Moving on, it looks like Sparkling Ale was renamed Light Ale in the mid-1950’s. I suspect this reflects common usage. There were a variety of names for this type of beer before WW II: Dinner Ale, Light Dinner Ale, Light Sparkling Ale and many more. My guess is that the punters simply asked for Light Ale, no matter what the brewery whose pub they were in stuck on the label. At around 3% ABV, it’s pretty typical of a 1950’s Light Ale.
|Ind Coope bottled Pale Ales 1948 - 1960|
|Date||Beer||Style||Price per pint d||Acidity||OG||FG||ABV||App.
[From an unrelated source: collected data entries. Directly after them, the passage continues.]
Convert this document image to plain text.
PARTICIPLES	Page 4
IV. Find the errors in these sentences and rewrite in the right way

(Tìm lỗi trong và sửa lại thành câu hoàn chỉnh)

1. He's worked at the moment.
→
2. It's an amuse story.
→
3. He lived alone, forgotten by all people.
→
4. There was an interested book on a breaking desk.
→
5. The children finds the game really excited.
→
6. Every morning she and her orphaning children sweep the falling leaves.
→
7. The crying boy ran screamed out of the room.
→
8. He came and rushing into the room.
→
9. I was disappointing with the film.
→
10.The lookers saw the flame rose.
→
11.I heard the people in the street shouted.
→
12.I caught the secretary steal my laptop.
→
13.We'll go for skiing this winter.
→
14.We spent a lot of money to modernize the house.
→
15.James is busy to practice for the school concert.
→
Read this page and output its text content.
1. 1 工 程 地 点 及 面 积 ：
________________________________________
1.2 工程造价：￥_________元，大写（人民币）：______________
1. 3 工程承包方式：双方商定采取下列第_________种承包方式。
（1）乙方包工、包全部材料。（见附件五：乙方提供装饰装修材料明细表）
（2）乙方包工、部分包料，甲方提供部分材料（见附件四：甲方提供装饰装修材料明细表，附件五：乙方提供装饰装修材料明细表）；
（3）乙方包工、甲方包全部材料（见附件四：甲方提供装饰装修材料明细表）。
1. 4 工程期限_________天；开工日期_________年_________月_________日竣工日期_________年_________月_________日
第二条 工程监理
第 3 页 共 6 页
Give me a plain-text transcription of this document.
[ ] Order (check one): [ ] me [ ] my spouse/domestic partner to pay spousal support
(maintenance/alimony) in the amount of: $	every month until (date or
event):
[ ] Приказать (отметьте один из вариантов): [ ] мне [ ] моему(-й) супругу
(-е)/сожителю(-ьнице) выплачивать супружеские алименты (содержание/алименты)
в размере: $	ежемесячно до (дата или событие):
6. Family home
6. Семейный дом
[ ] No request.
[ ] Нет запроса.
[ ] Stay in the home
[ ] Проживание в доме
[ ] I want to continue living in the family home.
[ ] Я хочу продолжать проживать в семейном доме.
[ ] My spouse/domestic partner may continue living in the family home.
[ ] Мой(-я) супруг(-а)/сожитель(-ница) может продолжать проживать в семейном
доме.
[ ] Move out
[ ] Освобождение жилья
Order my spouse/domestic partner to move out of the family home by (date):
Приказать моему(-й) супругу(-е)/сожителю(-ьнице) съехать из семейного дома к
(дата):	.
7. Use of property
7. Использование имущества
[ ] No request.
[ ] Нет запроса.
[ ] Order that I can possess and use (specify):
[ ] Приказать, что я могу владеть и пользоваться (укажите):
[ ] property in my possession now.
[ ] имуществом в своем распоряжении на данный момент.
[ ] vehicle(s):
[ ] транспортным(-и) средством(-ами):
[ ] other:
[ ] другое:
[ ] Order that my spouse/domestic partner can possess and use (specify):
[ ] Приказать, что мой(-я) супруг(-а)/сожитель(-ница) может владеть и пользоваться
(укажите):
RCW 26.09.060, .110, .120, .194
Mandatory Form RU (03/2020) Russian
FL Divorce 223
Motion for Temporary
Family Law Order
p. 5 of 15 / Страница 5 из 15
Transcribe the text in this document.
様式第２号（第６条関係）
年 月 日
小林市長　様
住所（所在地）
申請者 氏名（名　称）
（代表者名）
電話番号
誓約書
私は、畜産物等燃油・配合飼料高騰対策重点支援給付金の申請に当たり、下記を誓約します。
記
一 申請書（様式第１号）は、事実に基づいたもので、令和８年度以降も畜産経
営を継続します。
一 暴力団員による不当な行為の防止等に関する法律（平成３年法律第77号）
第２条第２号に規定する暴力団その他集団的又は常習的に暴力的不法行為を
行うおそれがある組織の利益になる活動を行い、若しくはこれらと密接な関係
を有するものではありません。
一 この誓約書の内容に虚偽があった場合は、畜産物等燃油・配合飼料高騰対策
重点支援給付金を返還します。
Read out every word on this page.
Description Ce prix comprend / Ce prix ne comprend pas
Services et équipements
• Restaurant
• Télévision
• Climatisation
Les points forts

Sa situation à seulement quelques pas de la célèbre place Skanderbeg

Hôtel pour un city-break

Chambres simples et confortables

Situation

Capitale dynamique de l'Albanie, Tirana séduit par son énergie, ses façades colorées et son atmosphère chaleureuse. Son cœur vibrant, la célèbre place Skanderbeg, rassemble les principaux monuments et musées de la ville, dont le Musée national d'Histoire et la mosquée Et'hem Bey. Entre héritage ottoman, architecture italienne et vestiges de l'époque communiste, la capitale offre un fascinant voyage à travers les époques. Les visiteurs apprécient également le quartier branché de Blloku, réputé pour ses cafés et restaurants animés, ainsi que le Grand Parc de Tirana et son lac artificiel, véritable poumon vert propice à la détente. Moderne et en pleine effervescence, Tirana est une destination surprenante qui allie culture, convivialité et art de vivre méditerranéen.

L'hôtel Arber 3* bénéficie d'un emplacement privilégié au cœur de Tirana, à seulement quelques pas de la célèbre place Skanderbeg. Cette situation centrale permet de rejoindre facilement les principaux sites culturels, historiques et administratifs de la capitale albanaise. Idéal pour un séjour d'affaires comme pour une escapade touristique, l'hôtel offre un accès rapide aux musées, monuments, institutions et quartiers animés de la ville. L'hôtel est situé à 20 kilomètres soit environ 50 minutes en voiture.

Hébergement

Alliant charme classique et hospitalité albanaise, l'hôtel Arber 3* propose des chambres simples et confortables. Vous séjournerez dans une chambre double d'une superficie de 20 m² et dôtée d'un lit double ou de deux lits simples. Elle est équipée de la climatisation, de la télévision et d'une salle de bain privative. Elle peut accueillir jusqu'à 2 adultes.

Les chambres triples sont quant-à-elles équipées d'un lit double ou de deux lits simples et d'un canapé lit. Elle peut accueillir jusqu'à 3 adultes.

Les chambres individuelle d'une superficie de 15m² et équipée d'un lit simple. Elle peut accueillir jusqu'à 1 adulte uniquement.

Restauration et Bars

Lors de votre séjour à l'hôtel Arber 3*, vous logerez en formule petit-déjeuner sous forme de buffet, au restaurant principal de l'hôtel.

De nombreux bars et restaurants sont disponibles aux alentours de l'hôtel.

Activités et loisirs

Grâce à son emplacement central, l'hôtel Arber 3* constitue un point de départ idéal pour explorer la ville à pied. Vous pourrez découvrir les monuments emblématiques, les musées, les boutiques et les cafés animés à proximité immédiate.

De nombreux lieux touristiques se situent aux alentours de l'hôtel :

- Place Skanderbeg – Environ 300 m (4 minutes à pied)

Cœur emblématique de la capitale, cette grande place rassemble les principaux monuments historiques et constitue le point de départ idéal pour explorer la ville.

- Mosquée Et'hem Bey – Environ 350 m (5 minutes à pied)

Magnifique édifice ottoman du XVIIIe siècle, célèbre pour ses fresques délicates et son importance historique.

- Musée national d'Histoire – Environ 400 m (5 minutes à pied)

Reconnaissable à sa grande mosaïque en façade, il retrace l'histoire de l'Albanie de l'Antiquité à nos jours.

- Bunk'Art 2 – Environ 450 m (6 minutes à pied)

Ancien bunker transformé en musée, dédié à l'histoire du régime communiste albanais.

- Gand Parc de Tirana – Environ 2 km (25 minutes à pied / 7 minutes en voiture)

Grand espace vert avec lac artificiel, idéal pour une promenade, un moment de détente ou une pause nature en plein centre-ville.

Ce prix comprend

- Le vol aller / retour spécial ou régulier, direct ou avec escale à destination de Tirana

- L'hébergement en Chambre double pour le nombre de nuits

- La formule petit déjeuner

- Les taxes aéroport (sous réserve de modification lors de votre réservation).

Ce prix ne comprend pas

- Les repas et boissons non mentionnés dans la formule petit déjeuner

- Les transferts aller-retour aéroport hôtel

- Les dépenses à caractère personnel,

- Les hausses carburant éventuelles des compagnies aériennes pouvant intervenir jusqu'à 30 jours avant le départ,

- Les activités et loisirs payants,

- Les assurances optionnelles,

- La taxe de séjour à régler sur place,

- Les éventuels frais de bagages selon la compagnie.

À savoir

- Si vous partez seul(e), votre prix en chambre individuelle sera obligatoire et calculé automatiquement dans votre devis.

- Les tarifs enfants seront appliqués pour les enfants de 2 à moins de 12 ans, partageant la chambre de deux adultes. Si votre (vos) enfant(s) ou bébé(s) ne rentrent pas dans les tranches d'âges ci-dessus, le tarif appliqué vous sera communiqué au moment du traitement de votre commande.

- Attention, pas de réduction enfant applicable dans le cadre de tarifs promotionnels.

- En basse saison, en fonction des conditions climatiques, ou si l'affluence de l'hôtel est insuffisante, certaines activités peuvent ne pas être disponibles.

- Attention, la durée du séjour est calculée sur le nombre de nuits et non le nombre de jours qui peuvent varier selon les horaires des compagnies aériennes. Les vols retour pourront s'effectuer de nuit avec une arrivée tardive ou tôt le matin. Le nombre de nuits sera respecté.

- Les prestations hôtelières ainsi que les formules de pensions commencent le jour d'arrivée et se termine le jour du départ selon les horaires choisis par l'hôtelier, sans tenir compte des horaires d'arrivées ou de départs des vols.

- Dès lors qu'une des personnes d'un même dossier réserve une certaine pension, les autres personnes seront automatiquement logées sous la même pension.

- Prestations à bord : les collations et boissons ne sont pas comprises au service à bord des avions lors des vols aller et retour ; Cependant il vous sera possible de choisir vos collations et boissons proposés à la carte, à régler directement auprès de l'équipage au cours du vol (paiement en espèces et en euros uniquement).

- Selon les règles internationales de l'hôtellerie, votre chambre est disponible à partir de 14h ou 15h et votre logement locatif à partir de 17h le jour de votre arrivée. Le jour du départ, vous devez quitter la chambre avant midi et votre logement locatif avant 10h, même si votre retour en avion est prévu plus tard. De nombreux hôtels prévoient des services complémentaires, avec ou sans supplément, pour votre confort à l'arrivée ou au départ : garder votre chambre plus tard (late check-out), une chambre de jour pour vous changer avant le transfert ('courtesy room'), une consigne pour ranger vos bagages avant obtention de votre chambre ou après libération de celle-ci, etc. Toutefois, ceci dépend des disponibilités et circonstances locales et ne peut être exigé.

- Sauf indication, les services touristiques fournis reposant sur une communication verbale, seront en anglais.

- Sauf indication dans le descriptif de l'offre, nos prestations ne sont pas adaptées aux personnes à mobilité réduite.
Atten-uation||colour|
|1952||Coronet Pale Ale||Pale Ale||22||0.05||1035.6||1008.6||3.50||75.84%||22 B|
|1948||Double Diamond||Pale Ale||26||0.05||1045.2||1009.4||4.48||79.20%||18 B|
|1950||Double Diamond||Pale Ale||0.06||1045.2||1011.2||4.42||75.22%||21 B|
|1950||Double Diamond||Pale Ale||0.05||1047.9||1012.3||4.62||74.32%||19.5 B|
|1950||Double Diamond||Pale Ale||29||0.05||1048.3||1010.9||4.86||77.43%||21 B|
|1951||Double Diamond||Pale Ale||29||0.06||1047.7||1010||4.91||79.04%||25|
|1953||Double Diamond||Pale Ale||33||0.05||1048.7||1009.7||5.08||80.08%||23.5|
|1955||Double Diamond||Pale Ale||32||0.04||1048.5||1012.7||4.65||73.81%||19|
|1956||Double Diamond||Pale Ale||34||0.04||1048.3||1012.7||4.62||73.71%||20|
|1956||Double Diamond||Pale Ale||34||0.04||1047.9||1014.1||4.38||70.56%||19|
|1959||Double Diamond||Pale Ale||32||0.04||1047.5||1011.9||4.62||74.95%||20|
|1960||Double Diamond||Pale Ale||30||0.04||1038.4||1012.4||3.36||67.71%||18|
|1950||John Bull Ale||Pale Ale||0.05||1042.5||1012.2||3.93||71.29%||40 + 13|
|1954||John Bull Ale||Pale Ale||30||0.04||1048.1||1014.8||4.31||69.23%||115|
|1956||Light Ale||Pale Ale||20||0.04||1031||1010.5||2.65||66.13%||22|
|1959||Light Ale||Pale Ale||20||0.02||1031.5||1009.8||2.81||68.89%||20|
|1950||Sparkling Ale||Pale Ale||0.06||1029.7||1007||2.94||76.43%||24 B|
|1950||Sparkling Ale||Pale Ale||15||0.06||1029.7||1007.4||2.89||75.08%||25 B|
|1950||Sparkling Ale||Pale Ale||18||0.03||1033.3||1007.7||3.32||76.88%||22 B|
|1951||Sparkling Ale||Pale Ale||18||0.05||1032.1||1008||3.12||75.08%||25.5|
|1951||Sparkling Ale||Pale Ale||18||0.05||1032.6||1007.6||3.24||76.69%||21|
|1954||Sparkling Ale||Pale Ale||24||0.04||1030.5||1008.5||2.85||72.13%||26|
|Whitbread Gravity book held at the London Metropolitan Archives, document number LMA/4453/D/02/002.|
Looking at the numbers, I wonder if I’ve got John Bull classified correctly. It’s quite a dark brown in colour, darker than most Milds. Was it really Double Diamond coloured up with caramel? Brewers loved doing that sort of thing.